Be sure to make solid contacts and be thorough with your follow-ups. Being polite and efficient will always create effective business relations. Then exploit your own publicity. Use it again and again. Post it in the store or rewrite it for more national distribution. Go as far as you can with your ideas.
And it doesn't cost you. That is the true joy - with a little effort and persistence, you can reap great profits from free publicity.
What’s the best way to get free publicity?
- Savvy social networking. LinkedIn, Facebook and Twitter have become household names. But they aren't just for finding old high school flames. Social networking sites can be a helpful tool for marketing if you use them to develop relationships. The No. 1 rule in social networking is be social. If you decide to promote your business in the realm of social media, it takes time and energy. You can't show up occasionally and expect results. On the other hand, shameless selfpromotion 24/7 won't be tolerated, either.
- Respond to breaking news. Google provides a free service that functions like a media clipping service. It scrutinizes the web and Google News database, then sends you an e-mail as soon as something you're interested in appears in the search results. The e-mail will include the website address so you can go see where and how your topic is mentioned. Here's how this could help you. Let's say you help schools and day-care centers create safety plans to prevent noncustodial parental abduction. Create Google alerts for "kidnapping," "abduction," etc., key terms related to your topic. When events associated with that topic occur, contact newspapers, radio and television stations in that city immediately and let them know you can comment on what's happening. This works for any industry, whether you help businesses outsource retirement planning or you create costumes for ferrets.
- Make your website media-friendly. Create a pressroom or media area with links to past publicity and an 'About You' section highlighting your mission and key employees. Make it easy for the press to contact you. You'd be surprised how many sites do.
- Go where the reporters are. At ProfNet and Help a Reporter Out, members of the media post queries seeking sources for articles. Use both sites to open your business to a world of publicity opportunities.
- Know your target. Before pitching a media outlet, be familiar with the website or publication. Know what topics the reporter covers (his or her beat) and what angles he or she is likely to be interested in. This helps you tailor your pitch to the person's needs.
- Become a resource. When you see information that might help a reporter, such as industry statistics or a local trend, pass it on. If you're helpful on a regular basis, you'll be top-of-mind when the reporter needs a source.
- Sell your pitch. Most press releases today are sent by email, and reporters get hundreds of emails a day. Break through the clutter with a subject line clearly conveying the benefit to the reporter and why your news should interest him or her.
- Offer an exclusive. If you have a ground-breaking product or service, or really want your company mentioned in a particular media outlet, offer an exclusive. Giving an influential reporter the first chance to publicize your news can create more incentive to write about you.

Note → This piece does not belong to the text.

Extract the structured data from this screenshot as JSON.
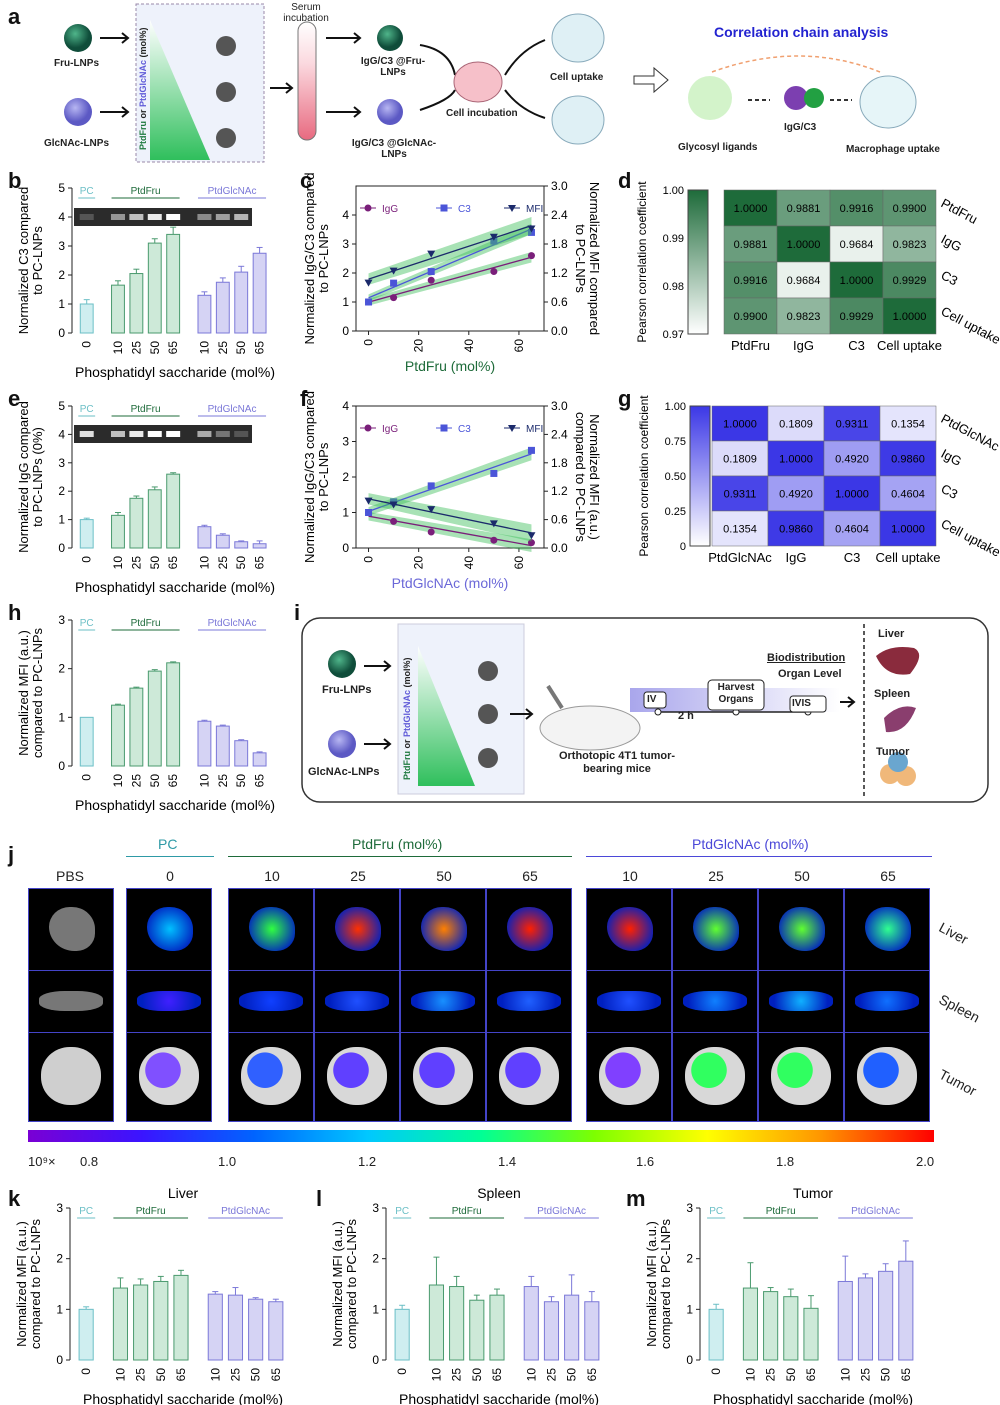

- Network. It's easy to find out reporters' beats and what they're interested in. Get active on social networking sites such as LinkedIn and Twitter to connect with members of the media and see what they're working on.
- Don't forget bloggers. PR once meant targeting print publications or TV shows, but bloggers have become equally important. Many bloggers post multiple times a day, so they're hungry for news. Read their blogs, post comments and cultivate them as carefully as you would any other member of the media.